A Lotus Birth is when the umbilical cord is not cut after the birth of the baby, instead the baby remains attached to the cord and placenta until the cord naturally detaches at the baby’s umbilicus.


The placenta is usually salted and treated with herbs to preserve the placenta until it separates.  The cord dries quickly and shrinks in diameter and detaches within a few days after the birth.


There may be many reasons why families choose this unusual method of managing the ultimate separation of the baby from the placenta; they may have personal or spiritual beliefs about the significance of the placenta, but also it is true that the baby extra blood, via placental transfusion, which contains iron, red cells, stem cells and other nutrients if the cord is either left intact or left until the pulsating ceases.  Additionally advocates of Lotus birth are aware that the mother and baby are more likely to be left to “bond” and establish breastfeeding with the placenta remaining attached to the baby.

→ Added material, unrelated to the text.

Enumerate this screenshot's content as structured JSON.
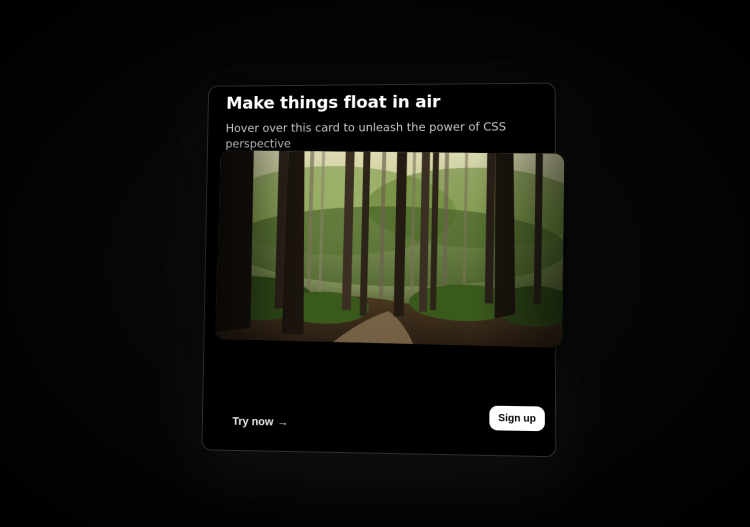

This raises other questions: that of when to cut the umbilical cord, and also the question of stem cell harvesting.  In the vast majority of births within the UK the mother is given an injection of an Oxytocic to speed up the delivery of the placenta as it is believed that this lessens the risk of post-partum haemorrhage (NICE, Intrapartum Care September 2007). This national guidance is questioned by some midwives and also Association for Improvements in Maternity Services (AIMS) (Delivering Your Placenta, The Third Stage 1999)


Routine stem cell collection is not recommended by the Royal College of Obstetricians and Gynaecologists or the Royal College of Midwives however it is a question midwives are often asked about.  In a routine hospital environment the cord is quickly clamped and cut after birth, however in a physiologically managed third stage the baby receives the extra blood supply and also the stem cells.


On a separate and sad note, I acknowledge the death of Hope Williams one of the conjoined twins.